The 1080p transfer was encoded using AVC and is slightly windowboxed to exactly 1.85:1. Average bitrate is just shy of 31 Mbps, and I didnt notice any compression artifacts under normal viewing conditions. The image is occasionally a mite jittery and goes briefly wobbly in a couple of shots, probably the result of damage to the original camera negative–the source for this transfer, according to Blue Underground.

Audio comes in twin DTS-HD MA tracks for English and Italian listening, both of them split across the left and right front channels. Although the English-language dub isn’t so bad, the track is much brighter than the Italian version, with a higher noise floor and less low end. By contrast, the Italian track is significantly cleaner and the bass elements of Alessandoni’s score land with a much more satisfying thump. Subtitles are keyed to the audio tracks, the main subtitle stream providing a SDH transcription of the English dub and the “English for Italian” subtitles generally more closely reflecting the Italian dialogue. French and Spanish subs are here, too.

Also included is a spoiler-filled three-minute U.S. trailer (in 1080p HD), but the main extra here is “From the Secret Files of the Vatican”, a 14-minute talking-head interview (in standard-def) with Berruti, who discusses the concept for the film (snatched from a newspaper headline about a Belgian nun who worked in a nursing home with an unusually high mortality rate) and notes correctly that the not-really-a-lesbian-scene lesbian scene “didnt cross the line,” ascribing his decision to soft-pedal the sex to his respect for Ekberg.

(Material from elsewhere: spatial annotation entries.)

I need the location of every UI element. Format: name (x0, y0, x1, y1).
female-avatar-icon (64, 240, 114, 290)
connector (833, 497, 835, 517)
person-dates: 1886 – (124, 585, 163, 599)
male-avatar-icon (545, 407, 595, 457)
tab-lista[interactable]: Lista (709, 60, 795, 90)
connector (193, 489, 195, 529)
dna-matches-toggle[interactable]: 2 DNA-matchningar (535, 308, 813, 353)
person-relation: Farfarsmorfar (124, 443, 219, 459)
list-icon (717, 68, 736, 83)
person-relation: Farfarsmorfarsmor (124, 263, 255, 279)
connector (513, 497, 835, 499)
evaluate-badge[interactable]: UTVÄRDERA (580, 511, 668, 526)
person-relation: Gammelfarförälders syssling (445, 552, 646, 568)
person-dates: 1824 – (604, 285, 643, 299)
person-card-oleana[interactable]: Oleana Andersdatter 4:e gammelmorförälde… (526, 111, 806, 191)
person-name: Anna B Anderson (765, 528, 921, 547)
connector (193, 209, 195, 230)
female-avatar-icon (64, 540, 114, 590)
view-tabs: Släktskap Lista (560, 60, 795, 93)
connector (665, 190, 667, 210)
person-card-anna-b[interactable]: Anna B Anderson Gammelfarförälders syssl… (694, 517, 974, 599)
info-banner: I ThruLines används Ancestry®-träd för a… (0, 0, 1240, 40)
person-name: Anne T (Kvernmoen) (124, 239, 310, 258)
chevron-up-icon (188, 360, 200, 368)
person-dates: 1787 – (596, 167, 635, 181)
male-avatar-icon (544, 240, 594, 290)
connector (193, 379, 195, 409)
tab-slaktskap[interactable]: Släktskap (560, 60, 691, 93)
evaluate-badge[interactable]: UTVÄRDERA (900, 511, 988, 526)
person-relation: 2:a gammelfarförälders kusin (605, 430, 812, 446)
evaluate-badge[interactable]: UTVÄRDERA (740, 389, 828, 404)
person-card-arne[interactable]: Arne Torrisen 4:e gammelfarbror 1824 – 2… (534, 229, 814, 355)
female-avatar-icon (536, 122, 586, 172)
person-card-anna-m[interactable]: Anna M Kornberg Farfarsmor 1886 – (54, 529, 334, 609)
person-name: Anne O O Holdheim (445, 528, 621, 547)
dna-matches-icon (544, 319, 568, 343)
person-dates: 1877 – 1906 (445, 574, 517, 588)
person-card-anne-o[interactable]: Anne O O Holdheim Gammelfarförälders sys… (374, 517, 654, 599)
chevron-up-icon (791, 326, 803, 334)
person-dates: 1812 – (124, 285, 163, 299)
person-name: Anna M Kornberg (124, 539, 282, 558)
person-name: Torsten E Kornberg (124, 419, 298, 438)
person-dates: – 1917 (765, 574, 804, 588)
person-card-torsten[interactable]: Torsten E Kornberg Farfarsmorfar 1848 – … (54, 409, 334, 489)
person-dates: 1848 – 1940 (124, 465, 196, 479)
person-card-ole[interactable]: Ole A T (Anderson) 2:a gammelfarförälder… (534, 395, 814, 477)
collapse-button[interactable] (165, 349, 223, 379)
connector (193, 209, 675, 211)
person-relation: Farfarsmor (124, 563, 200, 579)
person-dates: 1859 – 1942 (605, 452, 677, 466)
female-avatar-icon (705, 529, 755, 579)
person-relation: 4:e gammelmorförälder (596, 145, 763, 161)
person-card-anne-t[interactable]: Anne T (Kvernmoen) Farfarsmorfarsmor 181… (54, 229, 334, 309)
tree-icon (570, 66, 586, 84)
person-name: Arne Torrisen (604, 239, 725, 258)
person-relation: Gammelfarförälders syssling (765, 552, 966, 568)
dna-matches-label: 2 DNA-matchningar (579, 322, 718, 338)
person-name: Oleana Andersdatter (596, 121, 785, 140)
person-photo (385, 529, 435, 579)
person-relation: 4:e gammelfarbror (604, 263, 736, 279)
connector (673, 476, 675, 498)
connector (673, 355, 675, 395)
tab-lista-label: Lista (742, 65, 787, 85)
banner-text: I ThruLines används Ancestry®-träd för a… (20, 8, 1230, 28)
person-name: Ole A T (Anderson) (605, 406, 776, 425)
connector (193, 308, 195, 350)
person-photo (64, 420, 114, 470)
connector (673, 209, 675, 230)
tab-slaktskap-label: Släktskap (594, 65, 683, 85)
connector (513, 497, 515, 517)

He complains about edits that were forced on the picture by its distributor, ruining some parallels he intended to draw between sacred Catholic rites and Gertrude’s own drug rituals, and blames the casting of Morra on his producer. (“I couldnt say no in the face of his tears.”) The title of this featurette is tongue-in-cheek: it refers to the director’s discomfort with marketing tactics designed to make the film more notorious than he would have liked.